1. Forget Universal Health Care, I want a candidate who is for Universal Women’s Clothing Sizing. I couldn’t find two pair of pants the same size that fit the same if my life depended on it. They can even be from the same company and fit differently. And FYI, I don’t know if I am a Traditional, Relaxed, or Modern fit. Nor am I sure if I am a Jackie or an Audrey. At this point, I would enjoy having clothes that fit like Jackie or Audrey’s, especially if it meant my body looked like theirs, but what would really make me happy is to find some underwear that fits this forty + year old body and doesn’t bag or sag.

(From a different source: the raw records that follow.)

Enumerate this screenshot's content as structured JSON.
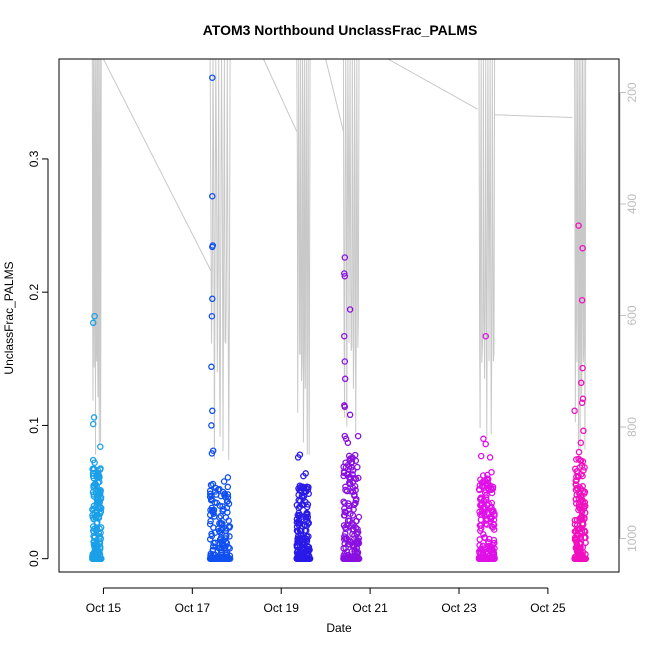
{
  "chart_data": {
    "type": "scatter",
    "title": "ATOM3 Northbound UnclassFrac_PALMS",
    "xlabel": "Date",
    "ylabel": "UnclassFrac_PALMS",
    "x_unit": "day of October (UTC)",
    "xlim": [
      14.0,
      26.6
    ],
    "ylim": [
      -0.01,
      0.375
    ],
    "x_ticks": [
      15,
      17,
      19,
      21,
      23,
      25
    ],
    "x_tick_labels": [
      "Oct 15",
      "Oct 17",
      "Oct 19",
      "Oct 21",
      "Oct 23",
      "Oct 25"
    ],
    "y_ticks": [
      0.0,
      0.1,
      0.2,
      0.3
    ],
    "y_tick_labels": [
      "0.0",
      "0.1",
      "0.2",
      "0.3"
    ],
    "y2_label": "",
    "y2_lim": [
      1060,
      140
    ],
    "y2_ticks": [
      200,
      400,
      600,
      800,
      1000
    ],
    "y2_tick_labels": [
      "200",
      "400",
      "600",
      "800",
      "1000"
    ],
    "grid": false,
    "legend": "none",
    "colors": {
      "flight1": "#1aa0e8",
      "flight2": "#1050f0",
      "flight3": "#2a1ae8",
      "flight4": "#8a10e0",
      "flight5": "#e010e8",
      "flight6": "#f010c0",
      "altitude_line": "#c8c8c8",
      "axis": "#000000"
    },
    "flights": [
      {
        "x_start": 14.75,
        "x_end": 14.95,
        "color": "#1aa0e8",
        "highlights": [
          [
            14.8,
            0.182
          ],
          [
            14.77,
            0.177
          ],
          [
            14.79,
            0.106
          ],
          [
            14.77,
            0.101
          ],
          [
            14.93,
            0.084
          ],
          [
            14.77,
            0.074
          ],
          [
            14.8,
            0.072
          ]
        ],
        "dense_max": 0.068
      },
      {
        "x_start": 17.4,
        "x_end": 17.85,
        "color": "#1050f0",
        "highlights": [
          [
            17.45,
            0.361
          ],
          [
            17.45,
            0.272
          ],
          [
            17.46,
            0.235
          ],
          [
            17.45,
            0.234
          ],
          [
            17.45,
            0.195
          ],
          [
            17.44,
            0.182
          ],
          [
            17.43,
            0.144
          ],
          [
            17.45,
            0.111
          ],
          [
            17.43,
            0.1
          ],
          [
            17.47,
            0.081
          ],
          [
            17.44,
            0.079
          ],
          [
            17.8,
            0.061
          ]
        ],
        "dense_max": 0.058
      },
      {
        "x_start": 19.35,
        "x_end": 19.65,
        "color": "#2a1ae8",
        "highlights": [
          [
            19.42,
            0.078
          ],
          [
            19.38,
            0.076
          ],
          [
            19.55,
            0.064
          ],
          [
            19.5,
            0.062
          ]
        ],
        "dense_max": 0.055
      },
      {
        "x_start": 20.4,
        "x_end": 20.75,
        "color": "#8a10e0",
        "highlights": [
          [
            20.43,
            0.226
          ],
          [
            20.42,
            0.214
          ],
          [
            20.43,
            0.212
          ],
          [
            20.55,
            0.187
          ],
          [
            20.42,
            0.167
          ],
          [
            20.43,
            0.148
          ],
          [
            20.44,
            0.135
          ],
          [
            20.42,
            0.115
          ],
          [
            20.43,
            0.114
          ],
          [
            20.55,
            0.108
          ],
          [
            20.73,
            0.092
          ],
          [
            20.43,
            0.092
          ],
          [
            20.46,
            0.09
          ],
          [
            20.5,
            0.087
          ]
        ],
        "dense_max": 0.078
      },
      {
        "x_start": 23.45,
        "x_end": 23.8,
        "color": "#e010e8",
        "highlights": [
          [
            23.6,
            0.167
          ],
          [
            23.55,
            0.09
          ],
          [
            23.6,
            0.086
          ],
          [
            23.5,
            0.077
          ],
          [
            23.7,
            0.076
          ]
        ],
        "dense_max": 0.065
      },
      {
        "x_start": 25.6,
        "x_end": 25.85,
        "color": "#f010c0",
        "highlights": [
          [
            25.69,
            0.25
          ],
          [
            25.78,
            0.233
          ],
          [
            25.77,
            0.194
          ],
          [
            25.78,
            0.143
          ],
          [
            25.75,
            0.132
          ],
          [
            25.79,
            0.12
          ],
          [
            25.77,
            0.117
          ],
          [
            25.6,
            0.111
          ],
          [
            25.8,
            0.096
          ],
          [
            25.74,
            0.087
          ],
          [
            25.7,
            0.08
          ]
        ],
        "dense_max": 0.075
      }
    ]
  }
}
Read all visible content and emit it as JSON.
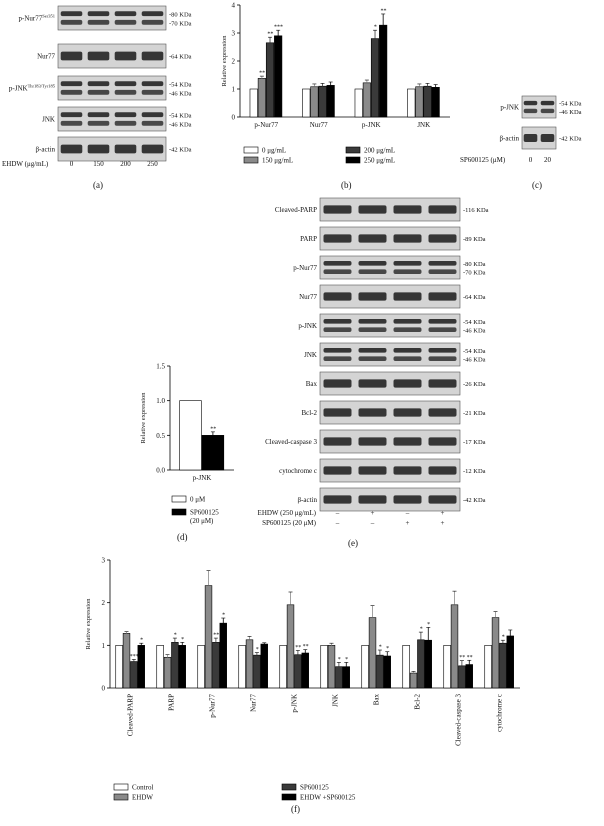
{
  "panel_a": {
    "letter": "(a)",
    "rows": [
      {
        "label": "p-Nur77",
        "sup": "Ser351",
        "kda": [
          "-80 KDa",
          "-70 KDa"
        ]
      },
      {
        "label": "Nur77",
        "sup": "",
        "kda": [
          "-64 KDa"
        ]
      },
      {
        "label": "p-JNK",
        "sup": "Thr183/Tyr185",
        "kda": [
          "-54 KDa",
          "-46 KDa"
        ]
      },
      {
        "label": "JNK",
        "sup": "",
        "kda": [
          "-54 KDa",
          "-46 KDa"
        ]
      },
      {
        "label": "β-actin",
        "sup": "",
        "kda": [
          "-42 KDa"
        ]
      }
    ],
    "treatment_label": "EHDW (μg/mL)",
    "doses": [
      "0",
      "150",
      "200",
      "250"
    ]
  },
  "panel_b": {
    "letter": "(b)",
    "legend": [
      "0 μg/mL",
      "150 μg/mL",
      "200 μg/mL",
      "250 μg/mL"
    ]
  },
  "panel_c": {
    "letter": "(c)",
    "rows": [
      {
        "label": "p-JNK",
        "kda": [
          "-54 KDa",
          "-46 KDa"
        ]
      },
      {
        "label": "β-actin",
        "kda": [
          "-42 KDa"
        ]
      }
    ],
    "treatment_label": "SP600125 (μM)",
    "doses": [
      "0",
      "20"
    ]
  },
  "panel_d": {
    "letter": "(d)",
    "legend": [
      "0 μM",
      "SP600125",
      "(20 μM)"
    ]
  },
  "panel_e": {
    "letter": "(e)",
    "rows": [
      {
        "label": "Cleaved-PARP",
        "kda": [
          "-116 KDa"
        ]
      },
      {
        "label": "PARP",
        "kda": [
          "-89 KDa"
        ]
      },
      {
        "label": "p-Nur77",
        "kda": [
          "-80 KDa",
          "-70 KDa"
        ]
      },
      {
        "label": "Nur77",
        "kda": [
          "-64 KDa"
        ]
      },
      {
        "label": "p-JNK",
        "kda": [
          "-54 KDa",
          "-46 KDa"
        ]
      },
      {
        "label": "JNK",
        "kda": [
          "-54 KDa",
          "-46 KDa"
        ]
      },
      {
        "label": "Bax",
        "kda": [
          "-26 KDa"
        ]
      },
      {
        "label": "Bcl-2",
        "kda": [
          "-21 KDa"
        ]
      },
      {
        "label": "Cleaved-caspase 3",
        "kda": [
          "-17 KDa"
        ]
      },
      {
        "label": "cytochrome c",
        "kda": [
          "-12 KDa"
        ]
      },
      {
        "label": "β-actin",
        "kda": [
          "-42 KDa"
        ]
      }
    ],
    "treat_rows": [
      {
        "label": "EHDW (250 μg/mL)",
        "signs": [
          "–",
          "+",
          "–",
          "+"
        ]
      },
      {
        "label": "SP600125 (20 μM)",
        "signs": [
          "–",
          "–",
          "+",
          "+"
        ]
      }
    ]
  },
  "panel_f": {
    "letter": "(f)",
    "legend": [
      "Control",
      "EHDW",
      "SP600125",
      "EHDW +SP600125"
    ]
  },
  "colors": {
    "white": "#ffffff",
    "light_gray": "#8a8a8a",
    "dark_gray": "#3a3a3a",
    "black": "#000000",
    "blot_bg": "#d4d4d4",
    "band": "#1a1a1a"
  },
  "chart_data": [
    {
      "id": "b",
      "type": "bar",
      "ylabel": "Relative expression",
      "ylim": [
        0,
        4
      ],
      "yticks": [
        "0",
        "1",
        "2",
        "3",
        "4"
      ],
      "categories": [
        "p-Nur77",
        "Nur77",
        "p-JNK",
        "JNK"
      ],
      "series": [
        {
          "name": "0 μg/mL",
          "values": [
            1.0,
            1.0,
            1.0,
            1.0
          ],
          "errors": [
            0,
            0,
            0,
            0
          ],
          "color": "#ffffff"
        },
        {
          "name": "150 μg/mL",
          "values": [
            1.38,
            1.08,
            1.22,
            1.08
          ],
          "errors": [
            0.08,
            0.1,
            0.1,
            0.1
          ],
          "color": "#8a8a8a"
        },
        {
          "name": "200 μg/mL",
          "values": [
            2.65,
            1.1,
            2.8,
            1.1
          ],
          "errors": [
            0.2,
            0.1,
            0.3,
            0.1
          ],
          "color": "#3a3a3a"
        },
        {
          "name": "250 μg/mL",
          "values": [
            2.9,
            1.13,
            3.28,
            1.06
          ],
          "errors": [
            0.2,
            0.12,
            0.4,
            0.1
          ],
          "color": "#000000"
        }
      ],
      "annotations": [
        [
          "",
          "**",
          "**",
          "***"
        ],
        [
          "",
          "",
          "",
          ""
        ],
        [
          "",
          "",
          "*",
          "**"
        ],
        [
          "",
          "",
          "",
          ""
        ]
      ]
    },
    {
      "id": "d",
      "type": "bar",
      "ylabel": "Relative expression",
      "ylim": [
        0,
        1.5
      ],
      "yticks": [
        "0.0",
        "0.5",
        "1.0",
        "1.5"
      ],
      "categories": [
        "p-JNK"
      ],
      "series": [
        {
          "name": "0 μM",
          "values": [
            1.0
          ],
          "errors": [
            0
          ],
          "color": "#ffffff"
        },
        {
          "name": "SP600125 (20 μM)",
          "values": [
            0.5
          ],
          "errors": [
            0.05
          ],
          "color": "#000000"
        }
      ],
      "annotations": [
        [
          "",
          "**"
        ]
      ]
    },
    {
      "id": "f",
      "type": "bar",
      "ylabel": "Relative expression",
      "ylim": [
        0,
        3
      ],
      "yticks": [
        "0",
        "1",
        "2",
        "3"
      ],
      "categories": [
        "Cleaved-PARP",
        "PARP",
        "p-Nur77",
        "Nur77",
        "p-JNK",
        "JNK",
        "Bax",
        "Bcl-2",
        "Cleaved-caspase 3",
        "cytochrome c"
      ],
      "series": [
        {
          "name": "Control",
          "values": [
            1,
            1,
            1,
            1,
            1,
            1,
            1,
            1,
            1,
            1
          ],
          "errors": [
            0,
            0,
            0,
            0,
            0,
            0,
            0,
            0,
            0,
            0
          ],
          "color": "#ffffff"
        },
        {
          "name": "EHDW",
          "values": [
            1.28,
            0.72,
            2.4,
            1.13,
            1.95,
            1.0,
            1.65,
            0.35,
            1.95,
            1.65
          ],
          "errors": [
            0.04,
            0.06,
            0.35,
            0.08,
            0.3,
            0.05,
            0.28,
            0.04,
            0.32,
            0.14
          ],
          "color": "#8a8a8a"
        },
        {
          "name": "SP600125",
          "values": [
            0.62,
            1.07,
            1.07,
            0.77,
            0.78,
            0.5,
            0.77,
            1.13,
            0.52,
            1.05
          ],
          "errors": [
            0.05,
            0.1,
            0.1,
            0.06,
            0.1,
            0.1,
            0.12,
            0.18,
            0.12,
            0.07
          ],
          "color": "#3a3a3a"
        },
        {
          "name": "EHDW +SP600125",
          "values": [
            1.0,
            1.0,
            1.52,
            1.03,
            0.82,
            0.5,
            0.75,
            1.12,
            0.55,
            1.22
          ],
          "errors": [
            0.05,
            0.07,
            0.12,
            0.03,
            0.08,
            0.1,
            0.1,
            0.3,
            0.1,
            0.14
          ],
          "color": "#000000"
        }
      ],
      "annotations": [
        [
          "",
          "",
          "***",
          "*"
        ],
        [
          "",
          "",
          "*",
          "*"
        ],
        [
          "",
          "",
          "**",
          "*"
        ],
        [
          "",
          "",
          "*",
          ""
        ],
        [
          "",
          "",
          "**",
          "**"
        ],
        [
          "",
          "",
          "*",
          "*"
        ],
        [
          "",
          "",
          "*",
          "*"
        ],
        [
          "",
          "",
          "*",
          "*"
        ],
        [
          "",
          "",
          "**",
          "**"
        ],
        [
          "",
          "",
          "*",
          ""
        ]
      ]
    }
  ]
}
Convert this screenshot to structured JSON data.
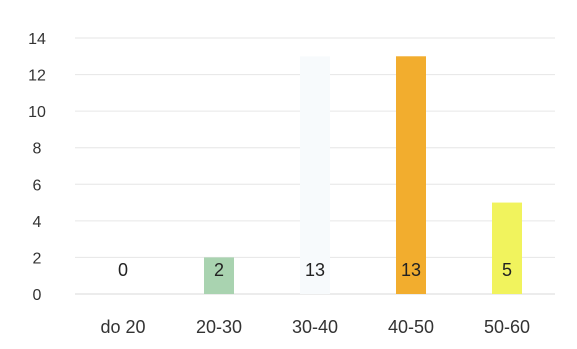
{
  "chart_data": {
    "type": "bar",
    "title": "",
    "xlabel": "",
    "ylabel": "",
    "ylim": [
      0,
      14
    ],
    "y_ticks": [
      0,
      2,
      4,
      6,
      8,
      10,
      12,
      14
    ],
    "grid": true,
    "legend": "none",
    "categories": [
      "do 20",
      "20-30",
      "30-40",
      "40-50",
      "50-60"
    ],
    "values": [
      0,
      2,
      13,
      13,
      5
    ],
    "data_labels": [
      "0",
      "2",
      "13",
      "13",
      "5"
    ],
    "bar_colors": [
      "#c8c8c8",
      "#a9d3b0",
      "#f7fafc",
      "#f2ad2e",
      "#f1f35d"
    ]
  }
}
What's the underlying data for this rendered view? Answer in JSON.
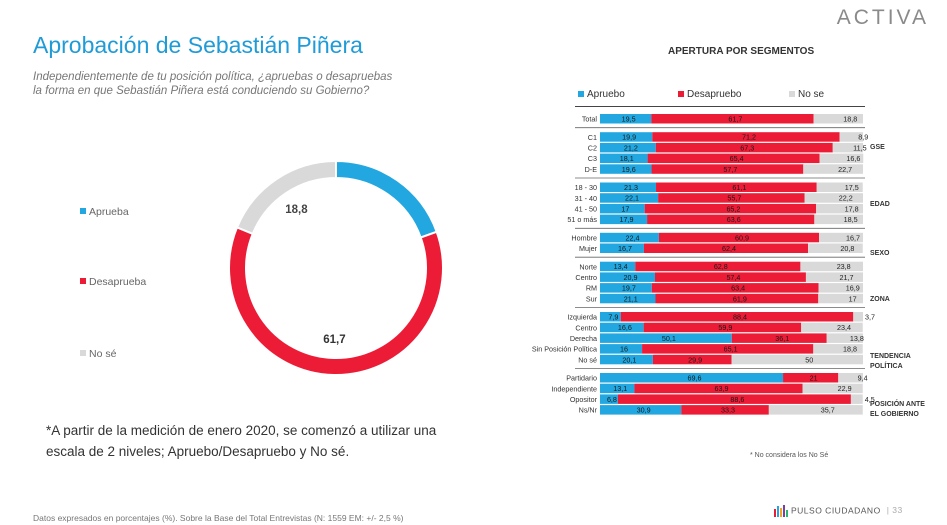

My body does enough of that on its own, it doesn’t need any help.
2. Two ten-year old’s and a bunch of college kids with vuvuzelas rooting for the PSU women’s soccer team equals a grin the size of Cleveland. I love college kids. It’s the whole “opportunity to be all that I can be, in whatever way it works” that does it for me. I remember that being one of the best parts of college, I got to be me, just me. Not the administrator’s daughter, not someone’s sister, not the responsible class treasurer. Just me. When the college student showed up Sunday dressed as a pirate and stood next to the kid in the full blue and white body suit, it just proved the point. And JMumbo thought it was the coolest thing ever. Learn the lesson my son, let your inner pirate out and play a Disney medley on the vuvuzela once in a while.
3. Even a short visit with an old friend in a familiar place can make a harried day better. He’s the master puppeteer, gently tugging the strings to see what happens and the dutiful uncle showing up at Little League Football and wondering what all the fuss is about. (You never know, a scout may show up unexpectedly and recruit one of those eight year olds for the pros) He’s always made me laugh and even though we are James Carville and Mary Matalin when it comes to politics, I know there is respect for my thoughts. And sometimes I surprise even him with my ability to summarize a situation succinctly with a shrug of my shoulders. (How’s that for some alliteration and SAT words all together?) So thanks for the smiles in between my meat transport drives. (That’s what we do in the country. We drive over an hour each way on a Monday night to pick up our Christmas present of beef, ham, and chickens from our parents. I’m either from Deliverance or Jeb Clampett should look out.)